Exercise 5-15 from Spivak's Calculus on Manifolds I came across the following question (Exercise 5-15) in Spivak's Calculus on Manifolds and am not sure how to solve it.
Let $M$ be an $(n-1)$-dimensional manifold in $\mathbb{R}^n$. Let $M(\epsilon)$ be the set of end-points of normal vectors (in both directions) of length $\epsilon$ and suppose $\epsilon$ is small enough so that $M(\epsilon)$ is also an $(n-1)$-dimensional manifolds. Show that $M(\epsilon)$ is orientable (even if $M$ is not). What is $M(\epsilon)$ if $M$ is the Mobius strip?
I have thought about this problem for quite some time now and can't seem to figure it out. Also, how do we know that $M(\epsilon)$ is a manifold for sufficiently small $\epsilon$? Note that I am currently using Lee's Introduction to Smooth Manifolds, so any of the tools presented in that text can be used here.
UPDATE: This seems to be almost the same thing as the oriented double covering presented in Lee's text. Can that be applied here?
 A: Presumably $M$ must be compact, since there are non-compact submanifolds of $\Bbb R^n$ for which $M(\epsilon)$ need not be a manifold for any $\epsilon > 0$ (for example, $\left\{\left(x, \sin\frac 1x\right)\ \middle|\ x > 0\right\}$ in $\Bbb R^2$).
But if $M$ is compact, then the curvature of $M$ is bounded and disparate parts of $M$ have a minimum separation. So if $\epsilon$ is small enough, the offset of $M$ by $\epsilon$ will neither pinch nor intersect itself.
$M(\epsilon)$ offsets $M$ by $\epsilon$ in either direction. If $M$ is orientable, then $M(\epsilon)$ will be two disjoint copies of $M$ (near copies - there is some distortion from the offset), which will each be orientable as well.

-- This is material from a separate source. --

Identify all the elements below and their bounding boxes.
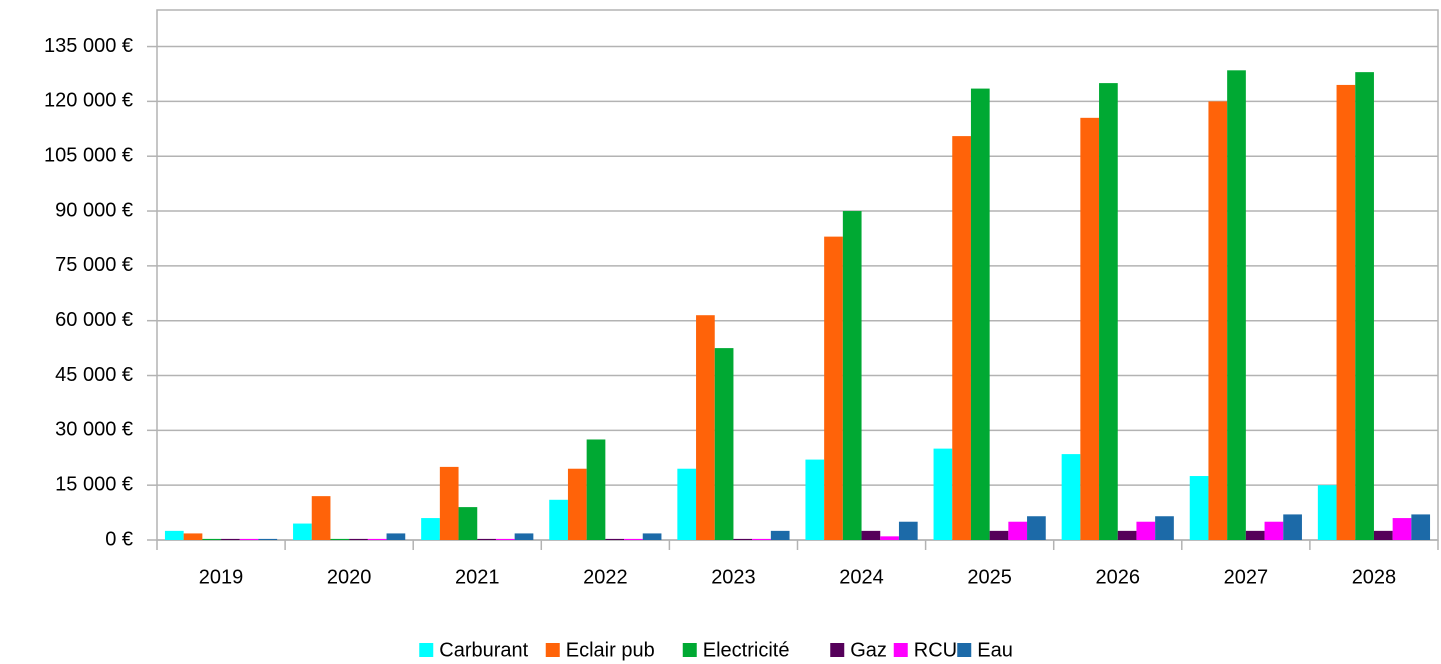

If $M$ is not orientable, then we can see what happens by considering the Möbius strip. When you offset it, the two sides meet at the twist, so $M(\epsilon)$ is connected. But whereas $M$ has only one twist, $M(\epsilon)$ has two twists, one on each side of the twist in $M$. A strip with two twists is orientable. Think of sliding a normal vector of length $\epsilon$ along the Möbius strip. The tip of the vector is a point of $M(\epsilon)$. If you slide the vector all the way around the strip, you come back to the starting point, but with the normal pointing in the opposite direction. This is why the strip is not orientable. But the tip of the vector in $M(\epsilon)$ has not returned to its starting point. It now lies on the part of $M(\epsilon)$ opposite of where it started. To get it back to its starting point, you have to move the vector around the strip a second time, so it points in the same direction again, as does the normal to $M(\epsilon)$ at its tip. This is why $M(\epsilon)$ remains orientable. The same thing holds for any unorientable manifold.